The stage of mitosis at which the block occurred was determined by counting relative numbers of cells at each stage of mitosis after staining. As shown in Fig. 3B, the ratio of the number of cells in anaphase to those in metaphase decreased to zero over the concentration range that induced mitotic block, indicating a block specifically in metaphase. At concentrations of 75 nM vinflunine, 8 nM vinorelbine, and 2.2 nM vinblastine, no cells were in anaphase. Thus, the block occurred specifically at the transition from metaphase to anaphase. The potency of the three compounds with respect to both inhibition of cell proliferation and mitotic block was vinblastine > vinorelbine > vinflunine.

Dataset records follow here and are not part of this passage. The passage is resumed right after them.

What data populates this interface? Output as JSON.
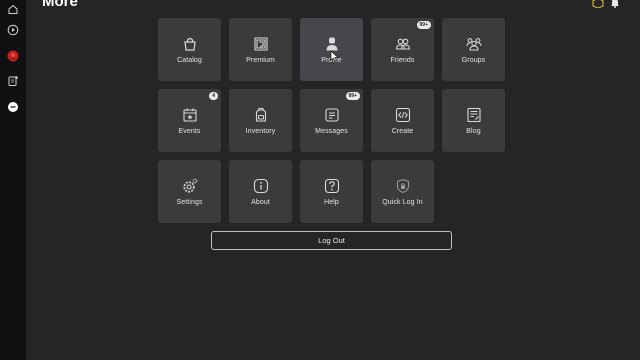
{
  "page": {
    "title": "More"
  },
  "tiles": [
    {
      "label": "Catalog"
    },
    {
      "label": "Premium"
    },
    {
      "label": "Profile"
    },
    {
      "label": "Friends",
      "badge": "99+"
    },
    {
      "label": "Groups"
    },
    {
      "label": "Events",
      "badge": "4"
    },
    {
      "label": "Inventory"
    },
    {
      "label": "Messages",
      "badge": "99+"
    },
    {
      "label": "Create"
    },
    {
      "label": "Blog"
    },
    {
      "label": "Settings"
    },
    {
      "label": "About"
    },
    {
      "label": "Help"
    },
    {
      "label": "Quick Log In"
    }
  ],
  "logout": {
    "label": "Log Out"
  },
  "colors": {
    "background": "#232527",
    "rail": "#101113",
    "tile": "#393b3d",
    "tile_hover": "#45474a",
    "avatar_red": "#c0201a"
  }
}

Effects of Vinflunine and Vinorelbine on Spindle Organization. Vinflunine and vinorelbine affect microtubule dynamics very differently from vinblastine. We wanted to determine whether these differences would result in significantly different alterations in spindle organization and might be responsible for the superior antitumor activities of the two newer drugs. Thus, we compared the alterations in the arrangement of microtubules, centrosomes, and chromosomes induced by each drug at the IC30, IC50, and 2× IC50 concentrations for mitotic block, using immunofluorescence microscopy.

As shown in Fig. 4, A-C, control cells in mitosis contained well-organized bipolar spindles with two distinct, well-separated spindle poles and a few astral microtubules. At metaphase, all of the chromosomes were organized in a compact equatorial metaphase plate (Fig. 4C). A small percentage of cells (18%) contained multipolar spindles (generally tripolar or quadripolar spindles). The percentages of normal, abnormal, and multipolar spindles in controls are shown graphically in Fig. 6, A-C (unshaded bars) (discussed below).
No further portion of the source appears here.